We are going to the same address to get the information, but asking for data ('data?' instead of 'tap/sync?'):
https://soar.esac.esa.int/soar-sl-tap/data?
then product_type=SCIENCE because we haven't specified a table (an alternative might be 'LOW_LATENCY')
product_type=SCIENCE&
then RETRIEVAL_TYPE=PRODUCT or ALL_PRODUCTS, depending if we want the latest version or all versions (which will come in a tar file)
RETRIEVAL_TYPE=PRODUCT&
then a data_item_id from our metadata search, e.g., the first one on the list we retrieved above is solo_L2_mag-srf-burst_20220401:
data_item_id=solo_L2_mag-srf-burst_20220401
Again, this can be copied and pasted into a browser address bar to get the results:
https://soar.esac.esa.int/soar-sl-tap/data?product_type=SCIENCE&RETRIEVAL_TYPE=PRODUCT&data_item_id=solo_L2_mag-srf-burst_20220401
With the filename:
The above the way to get the data without specifying the table or making a query, but the queries can be used to get data too. For example, if we wanted to download an AUXILIARY file, the object of our query is the filepath and filename and the table in this case is v_auxiliary_file:
SELECT filepath,filename FROM soar.v_auxiliary_file WHERE filename='solo_ANC_soc-kernels-complete_V106_20200910_001.zip'
built up into the URL as before:
https://soar.esac.esa.int/soar-sl-tap/data?
retrieval_type=PRODUCT&
QUERY=SELECT+filepath,filename+FROM+soar.v_auxiliary_file+WHERE+filename='solo_ANC_soc-kernels-complete_V106_20200910_001.zip'
Or as a query:
SELECT filepath,filename FROM v_sc_file_repository WHERE filename LIKE 'solo_L2_mag-srf-burst_20220402_%.cdf'
LIKE allows us to use a wildcard, which for strings in tables is '%' for multiple character wildcard (like the usual *, and URL encoded as '%25') and '_' for a single character wildcard (like the usual '?', and URL encoded as '%5F')

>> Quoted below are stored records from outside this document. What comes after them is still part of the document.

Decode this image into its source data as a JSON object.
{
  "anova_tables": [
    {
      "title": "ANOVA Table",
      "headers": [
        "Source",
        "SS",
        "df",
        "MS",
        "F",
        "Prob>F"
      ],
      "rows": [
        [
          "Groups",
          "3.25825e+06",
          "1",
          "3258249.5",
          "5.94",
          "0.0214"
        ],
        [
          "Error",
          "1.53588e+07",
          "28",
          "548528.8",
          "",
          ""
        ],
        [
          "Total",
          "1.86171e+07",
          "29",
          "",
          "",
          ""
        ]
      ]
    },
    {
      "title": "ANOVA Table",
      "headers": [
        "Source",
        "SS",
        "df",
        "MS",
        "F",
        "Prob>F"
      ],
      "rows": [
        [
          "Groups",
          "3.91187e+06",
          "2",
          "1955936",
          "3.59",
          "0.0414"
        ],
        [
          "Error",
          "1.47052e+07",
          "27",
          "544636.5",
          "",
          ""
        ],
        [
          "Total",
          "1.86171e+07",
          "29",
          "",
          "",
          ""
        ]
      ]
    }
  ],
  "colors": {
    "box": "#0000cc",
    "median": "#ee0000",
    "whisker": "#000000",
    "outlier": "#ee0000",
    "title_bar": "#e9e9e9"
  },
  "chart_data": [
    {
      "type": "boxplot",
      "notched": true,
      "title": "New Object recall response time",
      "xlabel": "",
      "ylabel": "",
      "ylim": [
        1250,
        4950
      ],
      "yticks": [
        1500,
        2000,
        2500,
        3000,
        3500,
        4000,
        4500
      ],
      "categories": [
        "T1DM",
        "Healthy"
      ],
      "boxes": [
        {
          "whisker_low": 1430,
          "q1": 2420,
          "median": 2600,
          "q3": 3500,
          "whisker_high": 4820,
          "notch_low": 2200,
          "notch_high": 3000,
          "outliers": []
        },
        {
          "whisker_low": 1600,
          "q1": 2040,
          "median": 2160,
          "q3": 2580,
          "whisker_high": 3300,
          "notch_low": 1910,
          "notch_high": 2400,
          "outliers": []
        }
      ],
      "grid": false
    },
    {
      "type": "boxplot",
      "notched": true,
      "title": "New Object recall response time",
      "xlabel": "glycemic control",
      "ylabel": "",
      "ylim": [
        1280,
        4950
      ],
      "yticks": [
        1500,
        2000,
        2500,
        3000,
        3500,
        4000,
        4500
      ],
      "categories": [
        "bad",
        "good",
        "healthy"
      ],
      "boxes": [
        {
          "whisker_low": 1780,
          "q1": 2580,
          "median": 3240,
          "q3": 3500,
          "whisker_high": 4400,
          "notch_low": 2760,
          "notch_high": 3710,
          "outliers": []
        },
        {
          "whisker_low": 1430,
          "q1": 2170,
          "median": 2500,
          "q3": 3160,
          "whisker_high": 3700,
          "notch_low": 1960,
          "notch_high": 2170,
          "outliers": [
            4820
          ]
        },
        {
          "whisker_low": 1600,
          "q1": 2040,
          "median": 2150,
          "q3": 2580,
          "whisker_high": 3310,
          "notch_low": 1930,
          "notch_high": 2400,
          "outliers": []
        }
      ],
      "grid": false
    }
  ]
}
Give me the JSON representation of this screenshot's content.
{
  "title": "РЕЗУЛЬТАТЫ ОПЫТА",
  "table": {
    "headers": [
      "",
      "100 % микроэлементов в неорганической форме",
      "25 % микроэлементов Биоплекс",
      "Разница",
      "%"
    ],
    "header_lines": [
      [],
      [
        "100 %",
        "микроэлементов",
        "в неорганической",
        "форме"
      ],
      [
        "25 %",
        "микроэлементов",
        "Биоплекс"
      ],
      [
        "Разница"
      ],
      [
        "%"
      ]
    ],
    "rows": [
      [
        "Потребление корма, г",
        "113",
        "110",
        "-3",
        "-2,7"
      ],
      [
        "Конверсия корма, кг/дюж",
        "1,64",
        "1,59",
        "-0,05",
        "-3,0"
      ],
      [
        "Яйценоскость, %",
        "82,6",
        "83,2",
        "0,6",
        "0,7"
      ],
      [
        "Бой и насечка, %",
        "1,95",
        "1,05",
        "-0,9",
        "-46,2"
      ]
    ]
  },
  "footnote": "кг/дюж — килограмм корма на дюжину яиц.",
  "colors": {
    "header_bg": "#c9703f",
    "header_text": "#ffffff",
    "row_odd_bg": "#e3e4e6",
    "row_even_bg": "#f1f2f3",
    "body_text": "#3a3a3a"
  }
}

https://soar.esac.esa.int/soar-sl-tap/data?
retrieval_type=PRODUCT&
QUERY=SELECT+filepath,filename+FROM+soar.v_sc_repository_file+WHERE+filename LIKE 'solo_L2_mag-srf-burst_20220401_%25.cdf'+is_active='True'
https://soar.esac.esa.int/soar-sl-tap/data?retrieval_type=PRODUCT&QUERY=SELECT+filepath,filename+FROM+soar.v_sc_repository_file+WHERE+filename LIKE 'solo_L2_mag-srf-burst_20220401_%25.cdf'+is_active='True'
This query is actually the same as the first data query example above, but with RETRIEVAL_TYPE=ALL_PRODUCTS, since we put the wildcard on the version number - at the time of writing this, there is only V01 for that file. However, it demonstrates how to use a wildcard in a data request.